Midterm Examination Part One: Take Home Essay

Directions: Write one detailed short essay (no more than 2-3 pages, typed, double-spaced) on any one of the following topics, writing for no more than 90 minutes.

Due Time/Date: 9:00 a.m. on Wednesday 7 March 2011 (the date and time of the midterm exam). No exam essays will be accepted after this time. Please do not e-mail me your essay; electronic copies will not be accepted.

The essay portion of the midterm covers class material from the first half of the semester and is worth 50% of your final grade for the midterm. The total number of points for the exam, including the in-class portion of the midterm, is 100 points.

Your essay will be read for the quality of its composition, as well as the depth and breadth of the knowledge of class readings and conceptual material it contains. To write a really good essay you should, of course, extend beyond what we did in class, and demonstrate your ability to think on your own. You may use your class texts, handouts, and notes while writing your essay, and will need to use specific details and quotes to illustrate and concretely support your answers, but be sure to document correctly (MLA Style), including a short "works cited" list at the end of your essay. Please do not use secondary sources while writing your essay, and you should, of course, only reference texts from the syllabus discussed in class.

 Please remember :

 

Part I. Write a detailed short essay (2-3 pages) analyzing ONE of the following topics. To write a really good essay, you should extend beyond what we did in class, and demonstrate your ability to think on your own.

  1. Lewis Carroll is often credited with creating a new vision of childhood as a stage when children must use their imaginations and intelligence not to better fit into adult society (socialization), but as a means to acquire more secure identities for themselves (subjectivity) in the face of the threats to individualism and identity that the adult world of authority (school, parents, government) can sometimes represent.  But how new is this vision, really: might we see similar depictions of childhood and adulthood in earlier Victorian texts?  Discuss by comparing Alice’s Adventures in Wonderland to any two earlier depictions (fictional or nonfictional) of the relationship between children and adults or adult society.

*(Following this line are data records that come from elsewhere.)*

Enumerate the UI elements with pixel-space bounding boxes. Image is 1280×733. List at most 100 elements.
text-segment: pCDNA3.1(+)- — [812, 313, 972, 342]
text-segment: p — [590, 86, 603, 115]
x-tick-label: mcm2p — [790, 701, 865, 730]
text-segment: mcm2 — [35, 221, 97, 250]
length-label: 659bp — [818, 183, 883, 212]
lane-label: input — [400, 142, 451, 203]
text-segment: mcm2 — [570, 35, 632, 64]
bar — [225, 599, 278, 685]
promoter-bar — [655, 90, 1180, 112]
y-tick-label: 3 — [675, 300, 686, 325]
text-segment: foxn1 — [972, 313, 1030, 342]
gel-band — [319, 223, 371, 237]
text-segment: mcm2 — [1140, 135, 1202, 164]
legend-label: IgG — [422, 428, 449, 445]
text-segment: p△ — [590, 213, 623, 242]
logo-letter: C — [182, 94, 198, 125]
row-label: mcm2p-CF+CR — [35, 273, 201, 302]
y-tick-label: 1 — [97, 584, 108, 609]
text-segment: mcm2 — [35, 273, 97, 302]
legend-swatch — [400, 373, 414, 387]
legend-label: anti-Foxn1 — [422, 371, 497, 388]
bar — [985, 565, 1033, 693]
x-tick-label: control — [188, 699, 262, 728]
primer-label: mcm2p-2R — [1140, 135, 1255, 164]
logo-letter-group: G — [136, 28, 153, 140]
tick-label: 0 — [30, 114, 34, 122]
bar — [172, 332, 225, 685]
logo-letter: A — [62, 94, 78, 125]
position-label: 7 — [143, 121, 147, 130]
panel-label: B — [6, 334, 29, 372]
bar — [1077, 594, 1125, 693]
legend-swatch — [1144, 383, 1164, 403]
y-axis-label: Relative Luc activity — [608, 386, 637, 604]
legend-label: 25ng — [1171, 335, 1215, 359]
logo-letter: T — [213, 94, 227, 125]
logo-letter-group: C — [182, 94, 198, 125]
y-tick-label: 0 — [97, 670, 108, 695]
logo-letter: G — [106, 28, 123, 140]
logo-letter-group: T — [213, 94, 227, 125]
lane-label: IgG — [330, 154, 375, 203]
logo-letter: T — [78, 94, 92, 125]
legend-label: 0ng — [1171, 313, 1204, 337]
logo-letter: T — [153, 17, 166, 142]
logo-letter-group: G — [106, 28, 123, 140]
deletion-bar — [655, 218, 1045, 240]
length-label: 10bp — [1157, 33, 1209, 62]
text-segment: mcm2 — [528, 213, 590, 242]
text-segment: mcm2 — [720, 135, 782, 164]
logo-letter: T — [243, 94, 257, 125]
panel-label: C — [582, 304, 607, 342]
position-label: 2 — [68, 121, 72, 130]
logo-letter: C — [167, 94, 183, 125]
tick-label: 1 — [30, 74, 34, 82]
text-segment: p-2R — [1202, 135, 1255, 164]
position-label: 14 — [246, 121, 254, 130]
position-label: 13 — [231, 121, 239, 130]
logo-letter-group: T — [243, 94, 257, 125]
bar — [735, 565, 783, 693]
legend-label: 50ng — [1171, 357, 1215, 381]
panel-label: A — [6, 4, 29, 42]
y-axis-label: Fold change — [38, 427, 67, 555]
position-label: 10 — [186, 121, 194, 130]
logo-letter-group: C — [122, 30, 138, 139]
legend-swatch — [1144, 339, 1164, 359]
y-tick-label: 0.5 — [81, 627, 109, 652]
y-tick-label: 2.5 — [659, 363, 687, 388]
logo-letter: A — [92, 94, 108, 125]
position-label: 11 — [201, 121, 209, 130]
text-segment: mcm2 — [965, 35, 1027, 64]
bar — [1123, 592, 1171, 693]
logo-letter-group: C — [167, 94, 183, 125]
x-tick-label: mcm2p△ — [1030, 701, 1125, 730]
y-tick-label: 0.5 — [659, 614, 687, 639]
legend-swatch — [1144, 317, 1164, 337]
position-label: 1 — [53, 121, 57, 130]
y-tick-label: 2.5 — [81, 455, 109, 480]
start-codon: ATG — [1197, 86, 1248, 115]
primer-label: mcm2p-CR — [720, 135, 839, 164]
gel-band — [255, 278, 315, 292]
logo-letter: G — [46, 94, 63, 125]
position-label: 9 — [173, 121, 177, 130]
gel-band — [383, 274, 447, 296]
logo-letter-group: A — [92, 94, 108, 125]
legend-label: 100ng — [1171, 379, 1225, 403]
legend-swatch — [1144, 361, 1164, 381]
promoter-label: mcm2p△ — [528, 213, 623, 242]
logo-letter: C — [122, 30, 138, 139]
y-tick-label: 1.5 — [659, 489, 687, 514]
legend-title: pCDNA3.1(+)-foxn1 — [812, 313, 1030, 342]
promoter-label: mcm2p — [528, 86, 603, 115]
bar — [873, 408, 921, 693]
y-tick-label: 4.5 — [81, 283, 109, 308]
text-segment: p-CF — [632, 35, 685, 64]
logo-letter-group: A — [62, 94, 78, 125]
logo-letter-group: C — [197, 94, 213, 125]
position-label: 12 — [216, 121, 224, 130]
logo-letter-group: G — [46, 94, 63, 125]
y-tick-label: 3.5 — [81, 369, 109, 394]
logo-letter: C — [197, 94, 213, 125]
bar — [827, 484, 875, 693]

  2. Nineteenth-century domestic ideology exalted the position of the Victorian mother and homemaker. As "angels in the home," middle-class women could use their "natural purity and goodness" to create a potent redeeming and reforming environment within the "domestic sphere."  Discuss ways that nineteenth-century writers (male and female) have either supported or subverted this notion of domestic ideology by examining at least three works by different writers; at least one of the three must be a work of nonfiction.
  1. A number of works we have discussed critique social problems caused by the inequities of the British class system, particularly the repression and exploitation of the lower or working classes by the middle and upper classes.  Discuss this issue in at least three works by different writers, at least one of which must be a work of nonfiction.  What class conflicts are represented in these texts, and what solutions do these writers offer?